A parent claiming ineffective assistance of counsel has the burden of showing that counsel failed to act in a manner to be expected of reasonably competent counsel, that "counsel's representation fell below an objective standard of reasonableness." (Strickland v. Washington (1984) 466 U.S. 668, 688; [80 L.Ed.2d 674, 693]; In re Emilye A. (1992) 9 Cal.App.4th 1695, 1711.) The parent must also show prejudice, that is, "a reasonable probability that, but for counsel's unprofessional errors, the result of the proceeding would have been different. A reasonable probability is a probability sufficient to undermine confidence in the outcome." (Strickland v. Washington, supra, at p. 694; People v. Ledesma (1987) 43 Cal.3d 171, 217-218.)
A bonding study, whether inter-sibling or parent-child, is not required prior to termination of parental rights. (In re Lorenzo C. (1997) 54 Cal.App.4th 1330, 1339; In re Richard C. (1998) 68 Cal.App.4th 1191, 1195.) The court has discretion to order a bonding study even late in the process, but denial of a belated request is not, in itself, and abuse of discretion. (In re Richard C., supra, 68 Cal.App.4th at p. 1197.) Absent a showing of clear abuse the exercise of the court's discretion will not be overturned. (In re Stephanie M., supra, 7 Cal.4th at p. 318; In re Lorenzo C., supra, 54 Cal.App.4th at p. 1341.)
A bonding study, is, of course, an expert opinion on the relationship between the parent and child. The juvenile court is never required to appoint an expert when making a factual determination unless "it appears to the court . . . that expert evidence is . . . required . . . ." (Evid. Code, § 730.) Thus, when there is ample evidence in the record of the relationship between parent and child, a bonding study is unnecessary.

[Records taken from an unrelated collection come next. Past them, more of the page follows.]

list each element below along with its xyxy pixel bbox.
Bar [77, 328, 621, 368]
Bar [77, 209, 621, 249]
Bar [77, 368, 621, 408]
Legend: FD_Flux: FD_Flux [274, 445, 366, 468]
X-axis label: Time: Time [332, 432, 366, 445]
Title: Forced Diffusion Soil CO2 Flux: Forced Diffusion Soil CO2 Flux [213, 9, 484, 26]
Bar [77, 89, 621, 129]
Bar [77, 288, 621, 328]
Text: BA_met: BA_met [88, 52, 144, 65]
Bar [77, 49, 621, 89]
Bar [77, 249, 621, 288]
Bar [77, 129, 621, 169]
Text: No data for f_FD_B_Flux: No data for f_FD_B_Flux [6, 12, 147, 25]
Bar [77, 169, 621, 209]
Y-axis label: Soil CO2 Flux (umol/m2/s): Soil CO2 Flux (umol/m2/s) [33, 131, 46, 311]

The record in this case has such evidence. Each of the minors had been removed from appellant's care when they were infants. Elizabeth and Isabelle were returned for nine months but removed again when they were still very young. Appellant visited the minors after the second removal, but, although they had lived with him for many months, Elizabeth and Isabelle were unsure who he was. Tabitha could not be expected to have any significant relationship with him due to her age. In contrast, the minors responded positively to the paternal grandmother who had cared for them when they were first removed and to whose custody they returned. Appellant continued to visit, but given the ages of the minors, the most he could expect, without having had a substantial preexisting bond, was that he could achieve the status of a friendly visitor.
Due to the state of the record, it would not have appeared to the court that a bonding study was required. Neither Cobery nor Thomas can be faulted for failing to request one. Cobery, from her long involvement with the case, was well aware of the evidence of the relationship between appellant and the minors. Thomas had read the file, discussed the case at length with appellant, and had the current reports. Due to the continuances prior to the hearing, he also had ample time to assess the need for a bonding study and conclude that any request would be rejected. Neither counsels' representation fell below an objective standard of reasonableness. Appellant has failed to meet his burden to show either counsel was ineffective.
DISPOSITION
The orders of the juvenile court are affirmed.
NICHOLSON, Acting P. J. We concur: BUTZ, J. MURRAY, J.